Aaron West and the Roaring Twenties will release the third chapter in their saga, a new album called "In Lieu Of Flowers", on April 12. Today they share a new song in "Paying Bills at the End of the World", a bleak, blue-collar ballad about living paycheck-to-paycheck. The song is set on Long Island where Aaron retreats to when he and his band can no longer tour to make a living.

"I've been having that dream where I'm dying again /

The one where I get sick and we can't afford it /

I've been walking around here with no health insurance /

We can barely keep the lights on as it is"

Aaron West is both a band and a story, and "In Lieu Of Flowers" is both an album and a concept opera. It's an ode to the underdog, à la the Mountain Goats’ All Hail West Texas or the Weakerthans’ Reunion Tour.

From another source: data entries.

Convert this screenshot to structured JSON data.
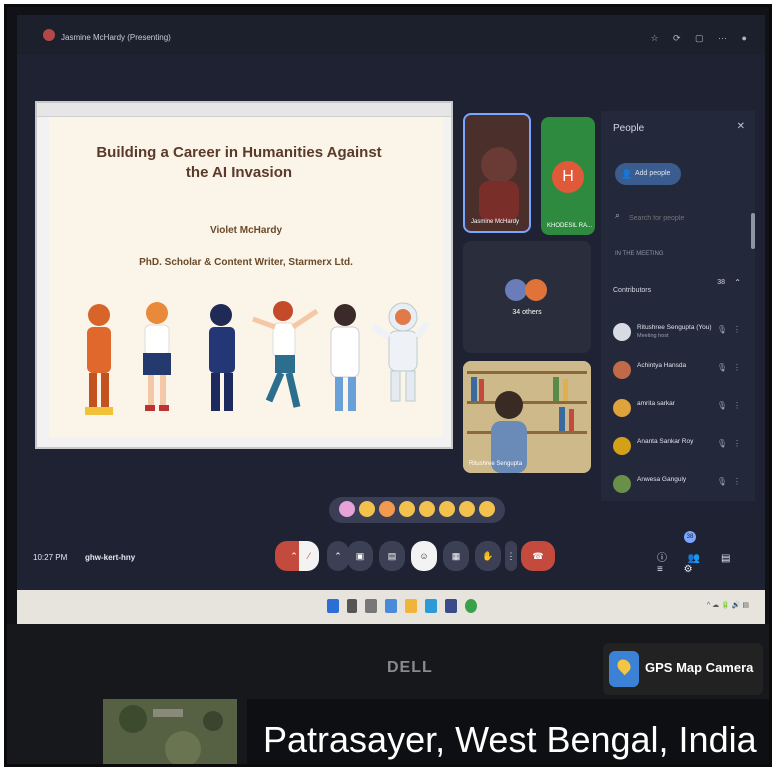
{
  "topbar": {
    "presenting_text": "Jasmine McHardy (Presenting)"
  },
  "slide": {
    "title": "Building a Career in Humanities Against the AI Invasion",
    "author": "Violet McHardy",
    "role": "PhD. Scholar & Content Writer, Starmerx Ltd."
  },
  "tiles": {
    "presenter_name": "Jasmine McHardy",
    "h_initial": "H",
    "h_name": "KHODESIL RA...",
    "others_label": "34 others",
    "cam_name": "Ritushree Sengupta"
  },
  "people_panel": {
    "title": "People",
    "add_people": "Add people",
    "search_placeholder": "Search for people",
    "in_meeting_label": "IN THE MEETING",
    "contributors_label": "Contributors",
    "contributors_count": "38",
    "people": [
      {
        "name": "Ritushree Sengupta (You)",
        "sub": "Meeting host",
        "color": "#d9dbe4"
      },
      {
        "name": "Achintya Hansda",
        "sub": "",
        "color": "#c06a4a"
      },
      {
        "name": "amrita sarkar",
        "sub": "",
        "color": "#e0a23a"
      },
      {
        "name": "Ananta Sankar Roy",
        "sub": "",
        "color": "#d4a017"
      },
      {
        "name": "Anwesa Ganguly",
        "sub": "",
        "color": "#6a8f4a"
      }
    ]
  },
  "controls": {
    "clock": "10:27 PM",
    "meeting_code": "ghw-kert-hny",
    "participants_badge": "38"
  },
  "overlay": {
    "brand": "DELL",
    "app_label": "GPS Map Camera",
    "location": "Patrasayer, West Bengal, India"
  },
  "colors": {
    "screen_bg": "#1e2233",
    "accent_red": "#c44a3e",
    "accent_blue": "#7aa6ff",
    "slide_bg": "#fbf4e8"
  }
}
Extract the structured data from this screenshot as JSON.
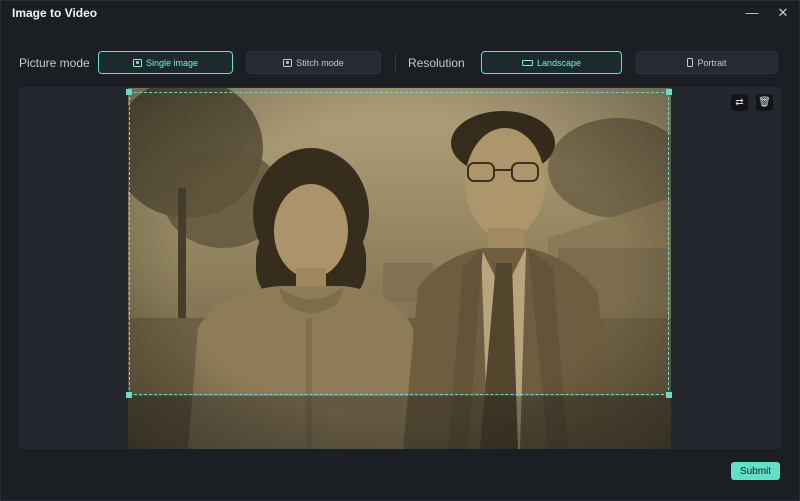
{
  "window": {
    "title": "Image to Video"
  },
  "window_controls": {
    "minimize": "—",
    "close": "✕"
  },
  "picture_mode": {
    "label": "Picture mode",
    "options": [
      {
        "label": "Single image",
        "icon": "image-icon",
        "selected": true
      },
      {
        "label": "Stitch mode",
        "icon": "stitch-icon",
        "selected": false
      }
    ]
  },
  "resolution": {
    "label": "Resolution",
    "options": [
      {
        "label": "Landscape",
        "icon": "landscape-icon",
        "selected": true
      },
      {
        "label": "Portrait",
        "icon": "portrait-icon",
        "selected": false
      }
    ]
  },
  "image_tools": {
    "replace": "replace-icon",
    "delete": "trash-icon"
  },
  "footer": {
    "submit_label": "Submit"
  },
  "colors": {
    "accent": "#5fe0c8",
    "background": "#1b1e23",
    "panel": "#24282e"
  }
}
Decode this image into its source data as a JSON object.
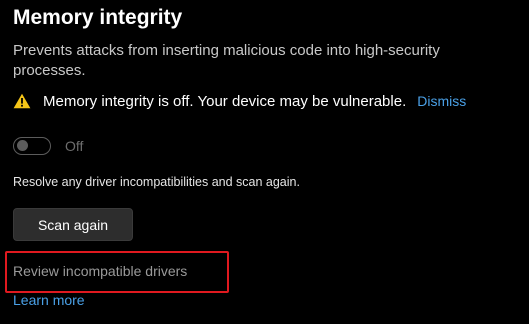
{
  "section": {
    "title": "Memory integrity",
    "description": "Prevents attacks from inserting malicious code into high-security processes."
  },
  "warning": {
    "icon": "warning-icon",
    "icon_color": "#f5c518",
    "text": "Memory integrity is off. Your device may be vulnerable.",
    "dismiss_label": "Dismiss"
  },
  "toggle": {
    "state": "off",
    "label": "Off"
  },
  "resolve_text": "Resolve any driver incompatibilities and scan again.",
  "scan_button_label": "Scan again",
  "review_link_label": "Review incompatible drivers",
  "learn_more_label": "Learn more",
  "colors": {
    "link": "#4aa0e6",
    "highlight_box": "#e0191f",
    "background": "#000000"
  }
}
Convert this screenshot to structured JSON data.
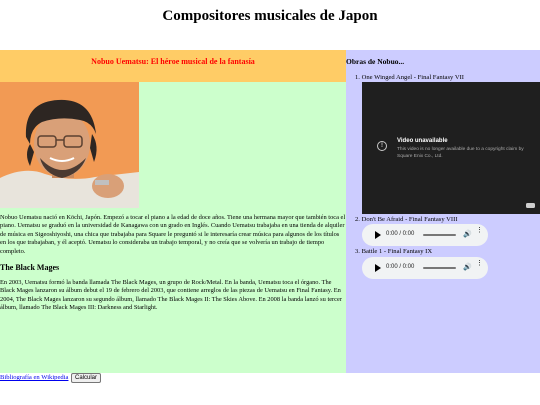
{
  "page": {
    "title": "Compositores musicales de Japon"
  },
  "main": {
    "banner_title": "Nobuo Uematsu: El héroe musical de la fantasía",
    "bio": "Nobuo Uematsu nació en Kōchi, Japón. Empezó a tocar el piano a la edad de doce años. Tiene una hermana mayor que también toca el piano. Uematsu se graduó en la universidad de Kanagawa con un grado en Inglés. Cuando Uematsu trabajaba en una tienda de alquiler de música en Sigeoshiyoshi, una chica que trabajaba para Square le preguntó si le interesaría crear música para algunos de los títulos en los que trabajaban, y él aceptó. Uematsu lo consideraba un trabajo temporal, y no creía que se volvería un trabajo de tiempo completo.",
    "section_heading": "The Black Mages",
    "bio2": "En 2003, Uematsu formó la banda llamada The Black Mages, un grupo de Rock/Metal. En la banda, Uematsu toca el órgano. The Black Mages lanzaron su álbum debut el 19 de febrero del 2003, que contiene arreglos de las piezas de Uematsu en Final Fantasy. En 2004, The Black Mages lanzaron su segundo álbum, llamado The Black Mages II: The Skies Above. En 2008 la banda lanzó su tercer álbum, llamado The Black Mages III: Darkness and Starlight."
  },
  "sidebar": {
    "title": "Obras de Nobuo...",
    "works": [
      {
        "label": "1. One Winged Angel - Final Fantasy VII"
      },
      {
        "label": "2. Don't Be Afraid - Final Fantasy VIII"
      },
      {
        "label": "3. Battle 1 - Final Fantasy IX"
      }
    ],
    "video": {
      "title": "Video unavailable",
      "message": "This video is no longer available due to a copyright claim by Square Enix Co., Ltd."
    },
    "audio_time": "0:00 / 0:00"
  },
  "footer": {
    "link_label": "Bibliografía en Wikipedia",
    "button_label": "Calcular"
  },
  "colors": {
    "banner_bg": "#ffcc66",
    "banner_text": "#ff0000",
    "main_bg": "#ccffcc",
    "sidebar_bg": "#ccccff"
  },
  "icons": {
    "video_warning": "warning-icon",
    "play": "play-icon",
    "volume": "volume-icon",
    "more": "more-icon"
  }
}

"What makes the storytelling come alive is the buy-in", Dan explains, comparing the project to pro-wrestling. "There's this arena full of people and they know that person in the ring isn't an undead zombie mortician. It's a guy, his name is Mark, but they buy into it because that mass suspension of disbelief is where the magic is."

To understand the story of "In Lieu Of Flowers" is to know where Aaron's path has taken him so far. It all begins with the worst year of his life, marked by profound loss––grief, divorce and miscarriage––detailed on his 2014 debut, "We Don't Have Each Other", and 2016's "Bittersweet" (EP).

2019's "Routine Maintenance" begins a new chapter for Aaron, albeit short-lived. After a bar fight lands him in jail and he has no one to call, Aaron heads to Los Angeles for a fresh start where he occupies his time between crappy jobs and open mic nights. On the road playing gigs, he forms a band and they start to gain some traction before another blow hits his family––the loss of his brother-in-law. He finds a new purpose in the aftermath; "I'm going to be someone you can count on for a change," he sings on the album's closing title track.

The new album picks up where "Routine Maintenance" left off, starting from the solo tours that Dan went on shortly after its release––on stage, he talked about leaving the band to care for his grieving sister Catherine and nephew Colin, but that solo touring felt like shit. The band soon got back together––as documented on their "Live From Asbury Park" album recorded over the course of two December 2019 shows.

In the interceding years, Aaron is forced to finally tend to the wounds he’s ignored for over a decade, and that brings us to "In Lieu of Flowers". It's a triumphant kind of melancholy that colors this entire record message is driven home thanks to the 16-piece band that helped bring it to life with guitar, accordion, keys, banjo, pedal steel, trumpets, trombone, saxophone, cello, and violin.